Monthly Archives: March 2015

Safe Place for Expressing Emotions

At my therapist’s this morning, we got to exploring the fact that I am pent up emotionally. She expressed how she perceived me, how she felt that I was just waiting to be able to just let go and scream from the mountain tops or laugh with reckless abandon. And how I am super rigid about the boundaries I have that don’t allow that to happen. Basic stuff? Yeah. But a minefield of a place to navigate inside.

What is a safe place to talk about how you feel? What is a safe time to really express what’s going on in my mind and heart? I make excuses constantly that justify me keeping all of my gobbledy-goop inside.

I might offend someone.
I might look out of control.
I might be wrong.
Someone will hate me for it.
Someone will distance themselves.
I will have to do it multiple times.
It will be painful.
I won’t be a grown-up.
Everything will fall apart.

Oh, and I feel destitute when someone says they will be ‘there’ and don’t show because I got used to the idea that they would be. And I planned on it. I planned for something, and if they are not there and something else happens I will be alone… I know that is a little mysterious… But I had to write it down. Because the alone thing…I have to sort that out. Why am I sometimes fine with being alone, and other times feel completely beside myself?

There is a difference…

There is a difference between self-pity and self-care.

There is a difference between.vulnerability and weakness.

I think I hate my vulnerability because as young girl I learned that there was no difference between that and weakness.

How do I learn to genuinely care for my vulnerability, to generally care for myself as a vulnerable, fragile human being?

My Rules

These are the rules I (desire to) go by…

I sleep

I relax for sleep

I eat.

I care for my feelings.

I think only good things about myself.

I trust my body.

I am allowed to distrust obsessive thoughts.

Preparing to leave.

I found this piece of paper that I had written a bunch of things down on. They all sound like explanations for how I could convince myself to stay away from G.

The notes look like this:

Anger management

Getting worse-he never said The things he says now – well, maybe.

I can’t be here
I’m going to go, and when you get anger management, get counseling, I will be there.
I don’t want to be faced with my partner saying things that make me feel so scared and so out of place.
I want to talk to him when he’s not drinking. If he doesn’t come to me to talk sober, I’m going to plan to go. If he does not call and they can play with counselor, I’m going to go
I’m getting depressed.
I’m getting mixed messages.
I think that the best thing is for me to go. We can Live separately and you can see if you really want to be with me. I can’t live with the ups and downs.
If you don’t Think you you need to work on anything then you’re telling me that you choose to respond to me like you did the other night, and that you think it’s okay even though it’s not okay for me.
I don’t want you here anymore. I love you and I want every day, every week, and every month to be free of the downs you have.
When you do things disregard us, I should just say, “That upset me. “And why.
I am an easier around you. Afraid to share my feelings.
How you’ve always done stuff is not going to work anymore.
I know that you’re saying you feel I am just unhappy with you.
I can’t seem to work effectively wallet with you.
The weekend before last, When you called Mary Lou, you seemed like you wanted me to hear her saying that you need to be on your own.

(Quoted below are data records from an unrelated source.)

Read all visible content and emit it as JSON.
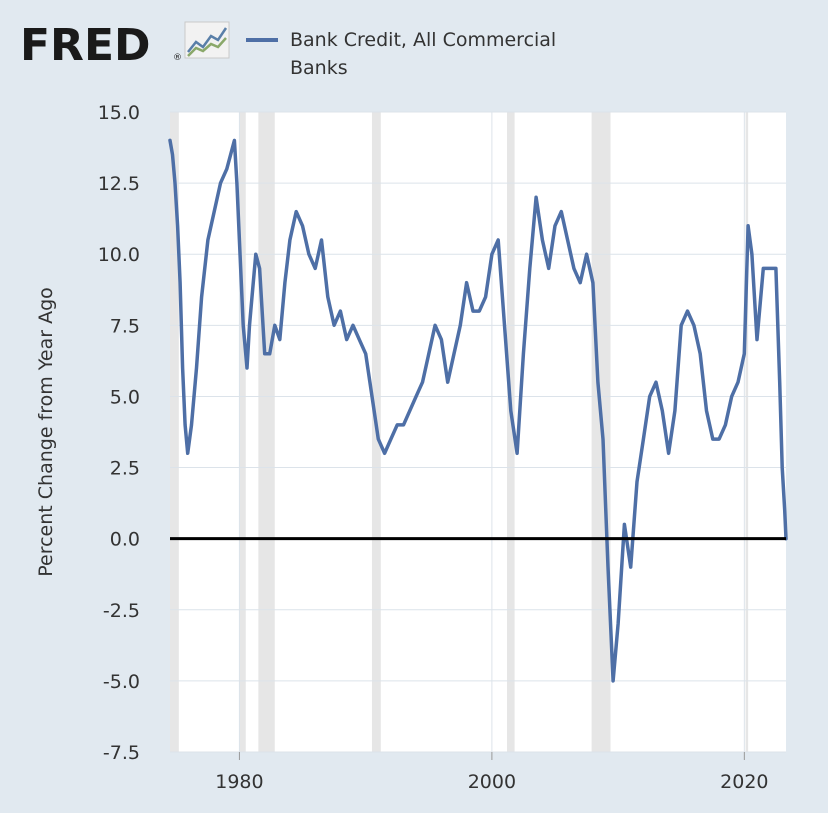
{
  "brand": {
    "logo_text": "FRED",
    "registered_mark": "®",
    "colors": {
      "logo_text": "#1a1a1a",
      "logo_red_dot": "#c8102e",
      "icon_line_1": "#5a7fa8",
      "icon_line_2": "#8aa86a"
    }
  },
  "legend": {
    "line_1": "Bank Credit, All Commercial",
    "line_2": "Banks",
    "color": "#4e6fa6"
  },
  "colors": {
    "page_bg": "#e1e9f0",
    "plot_bg": "#ffffff",
    "grid": "#dce3ea",
    "recession": "#e6e6e6",
    "series": "#4e6fa6",
    "zero_line": "#000000",
    "tick_text": "#333333"
  },
  "chart_data": {
    "type": "line",
    "title": "",
    "xlabel": "",
    "ylabel": "Percent Change from Year Ago",
    "xlim": [
      1974.5,
      2023.3
    ],
    "ylim": [
      -7.5,
      15.0
    ],
    "yticks": [
      15.0,
      12.5,
      10.0,
      7.5,
      5.0,
      2.5,
      0.0,
      -2.5,
      -5.0,
      -7.5
    ],
    "ytick_labels": [
      "15.0",
      "12.5",
      "10.0",
      "7.5",
      "5.0",
      "2.5",
      "0.0",
      "-2.5",
      "-5.0",
      "-7.5"
    ],
    "xticks": [
      1980,
      2000,
      2020
    ],
    "xtick_labels": [
      "1980",
      "2000",
      "2020"
    ],
    "grid": true,
    "zero_line": true,
    "recessions": [
      [
        1973.9,
        1975.2
      ],
      [
        1980.0,
        1980.5
      ],
      [
        1981.5,
        1982.8
      ],
      [
        1990.5,
        1991.2
      ],
      [
        2001.2,
        2001.8
      ],
      [
        2007.9,
        2009.4
      ],
      [
        2020.1,
        2020.3
      ]
    ],
    "series": [
      {
        "name": "Bank Credit, All Commercial Banks",
        "x": [
          1974.5,
          1974.7,
          1974.9,
          1975.1,
          1975.3,
          1975.5,
          1975.7,
          1975.9,
          1976.2,
          1976.6,
          1977.0,
          1977.5,
          1978.0,
          1978.5,
          1979.0,
          1979.3,
          1979.6,
          1979.8,
          1980.0,
          1980.3,
          1980.6,
          1980.8,
          1981.0,
          1981.3,
          1981.6,
          1982.0,
          1982.4,
          1982.8,
          1983.2,
          1983.6,
          1984.0,
          1984.5,
          1985.0,
          1985.5,
          1986.0,
          1986.5,
          1987.0,
          1987.5,
          1988.0,
          1988.5,
          1989.0,
          1989.5,
          1990.0,
          1990.5,
          1991.0,
          1991.5,
          1992.0,
          1992.5,
          1993.0,
          1993.5,
          1994.0,
          1994.5,
          1995.0,
          1995.5,
          1996.0,
          1996.5,
          1997.0,
          1997.5,
          1998.0,
          1998.5,
          1999.0,
          1999.5,
          2000.0,
          2000.5,
          2001.0,
          2001.5,
          2002.0,
          2002.5,
          2003.0,
          2003.5,
          2004.0,
          2004.5,
          2005.0,
          2005.5,
          2006.0,
          2006.5,
          2007.0,
          2007.5,
          2008.0,
          2008.4,
          2008.8,
          2009.2,
          2009.6,
          2010.0,
          2010.5,
          2011.0,
          2011.5,
          2012.0,
          2012.5,
          2013.0,
          2013.5,
          2014.0,
          2014.5,
          2015.0,
          2015.5,
          2016.0,
          2016.5,
          2017.0,
          2017.5,
          2018.0,
          2018.5,
          2019.0,
          2019.5,
          2020.0,
          2020.3,
          2020.6,
          2021.0,
          2021.5,
          2022.0,
          2022.5,
          2022.8,
          2023.0,
          2023.2,
          2023.3
        ],
        "values": [
          14.0,
          13.5,
          12.5,
          11.0,
          9.0,
          6.0,
          4.0,
          3.0,
          4.0,
          6.0,
          8.5,
          10.5,
          11.5,
          12.5,
          13.0,
          13.5,
          14.0,
          12.5,
          10.5,
          7.5,
          6.0,
          7.5,
          8.5,
          10.0,
          9.5,
          6.5,
          6.5,
          7.5,
          7.0,
          9.0,
          10.5,
          11.5,
          11.0,
          10.0,
          9.5,
          10.5,
          8.5,
          7.5,
          8.0,
          7.0,
          7.5,
          7.0,
          6.5,
          5.0,
          3.5,
          3.0,
          3.5,
          4.0,
          4.0,
          4.5,
          5.0,
          5.5,
          6.5,
          7.5,
          7.0,
          5.5,
          6.5,
          7.5,
          9.0,
          8.0,
          8.0,
          8.5,
          10.0,
          10.5,
          7.5,
          4.5,
          3.0,
          6.5,
          9.5,
          12.0,
          10.5,
          9.5,
          11.0,
          11.5,
          10.5,
          9.5,
          9.0,
          10.0,
          9.0,
          5.5,
          3.5,
          -1.0,
          -5.0,
          -3.0,
          0.5,
          -1.0,
          2.0,
          3.5,
          5.0,
          5.5,
          4.5,
          3.0,
          4.5,
          7.5,
          8.0,
          7.5,
          6.5,
          4.5,
          3.5,
          3.5,
          4.0,
          5.0,
          5.5,
          6.5,
          11.0,
          10.0,
          7.0,
          9.5,
          9.5,
          9.5,
          5.5,
          2.5,
          1.0,
          0.0
        ]
      }
    ]
  }
}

Notes to myself all over the place.

I often write down thoughts on little pieces of paper and they end up being scattered all around my place. On the backs of grocery lists, receipts, half-printed sheets of paper… They are usually thoughts about how I’m feeling. But I don’t write how I am feeling. I write the thoughts that are behind those feelings often. I try.

On one piece of paper, I have a heading that’s underlined; “stress”, and then on bullet points below I say,

-Not doing well in dance

– what is G doing today, now?

– I feel empty, braced for something bad, an impact.

– none of my tasks are ever finished, ever. I burden myself by leaving them open.

– I didn’t choose to learn to sail when I was young because 1) I didn’t want to be my mother’s mascot, puppet, or “in” at the yacht club; 2) I was afraid those people wouldn’t like me 3) I was nervous and self sabotaging in performances when I was young, I was terrified to fail and look bad 4) those people were better than me, us, my mother thought, so I feltĀ it was a risk.

Lies: in so many forms

Deception: even me pretending so many things

I cried with hurt feelings I had for the Robert event-from being molested.

On another piece of paper I think I was doing an exercise of writing down my feelings, and when I had those feelings. The notes look like this:

I feel incensed, irate when he tells me I suck. I feel this way because I am so kind to him, and patient.

I felt deathly afraid when my dad tried to smother me with a pillow, because I wasn’t going to be able to stop it

I feel irate what I think about how impetuous my father was when he tried to smother me.

I feel ashamed when I log for G because I have gotten so little respect and consideration in the relationship.

I feel betrayed when people lie to me because I believe that they know what they say or do will hurt my feelings.

I feel grief when I go without seeing G for a really long time.

Attaching specific feelings to events is a good exercise. Other people don’t need to know these things, first and foremost, but I do. I need to know them about myself, and hear them,and pay attention to them.